Parade Introduced Beer
A gala parade with horses and wagons, a band and much fanfare, marked the introduction of "Tech" beer.
Later the formula was amended when people complained that, although it was good, they could not drink much of it because it was "too strong." Brewmaster Fritz made it to suit the public taste.
At the height of his career as brewmaster, Gustav Fritz had 400 men employed under him. He recalls the bar in the center of the plant where his workmen were given their gallon of beer a day. Of course, the whole gallon was not dispensed at once; it was served in quart measures four times a day.
The bar, with a barkeeper installed behind it, was built so workmen would not be tempted to dip in their steins at any place where there was a spigot, Fritz explained.
There was a 120,000-barrel storage at the Iron City Brewery, with an average of 60,000 to 80,000 barrels stored there all the time. Contents of the 70,000 or some odd full barrels left when prohibition turned a nation dry, were dealcoholized for the making of near-beer.
Seeks to Prevent Misuse
Much as he wants beer to return, Gustav Fritz is anxious that its distributing be right. If it isn't, he fears the same conditions will arise that prompted the Eighteenth Amendment.
"If beer is used right instead of misused, it will be perfect for the nation," Fritz said. "Saloons, I believe, should be run on the same system as banks. In a bank one transacts business at the desk and when through, leaves. A saloon should be regulated so that customers will leave after drinking, instead of lingering in back rooms to sample additional glasses."
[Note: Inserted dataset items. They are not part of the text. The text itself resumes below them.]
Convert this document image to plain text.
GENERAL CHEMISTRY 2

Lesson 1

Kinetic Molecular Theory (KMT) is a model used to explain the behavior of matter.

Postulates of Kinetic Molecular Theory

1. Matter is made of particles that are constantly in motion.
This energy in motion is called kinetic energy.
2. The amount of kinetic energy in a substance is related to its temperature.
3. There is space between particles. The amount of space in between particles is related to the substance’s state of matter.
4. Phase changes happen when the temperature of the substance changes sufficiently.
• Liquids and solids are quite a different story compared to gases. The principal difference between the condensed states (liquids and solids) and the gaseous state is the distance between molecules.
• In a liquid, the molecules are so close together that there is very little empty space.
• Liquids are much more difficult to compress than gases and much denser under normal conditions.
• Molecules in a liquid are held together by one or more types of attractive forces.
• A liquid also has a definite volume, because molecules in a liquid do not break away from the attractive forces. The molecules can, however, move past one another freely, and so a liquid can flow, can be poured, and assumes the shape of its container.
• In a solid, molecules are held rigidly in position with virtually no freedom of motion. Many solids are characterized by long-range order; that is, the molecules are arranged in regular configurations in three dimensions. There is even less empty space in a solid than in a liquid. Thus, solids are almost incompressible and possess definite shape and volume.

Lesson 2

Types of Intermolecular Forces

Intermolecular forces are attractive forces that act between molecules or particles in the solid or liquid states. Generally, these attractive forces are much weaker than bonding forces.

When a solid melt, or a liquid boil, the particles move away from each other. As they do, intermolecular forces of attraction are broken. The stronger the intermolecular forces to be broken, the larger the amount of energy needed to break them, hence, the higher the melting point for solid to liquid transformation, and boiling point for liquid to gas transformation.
Gustav Fritz's home in Valencia, set in spacious acres, provides activity for him in his leisure years. He has a hive of bees and a kitchen garden that even this late in the year is thriving with greens. He has a cow, too. Frequently, Mrs. Fritz churns butter, so that the family of two, the braumeister and herself, have products from their own small farm for the table.
Yet, no matter how pleasant this country life may be, Fritz is impatient to be back at a brewery.
"It's like this," he said. "After a wagon has been in a rut a long time, it it is jerked from the rut abruptly, it overturns. Perhaps the same applies to me. I was in the business as brewmaster so long that I'll never be content at anything else. I hope I may go back into it."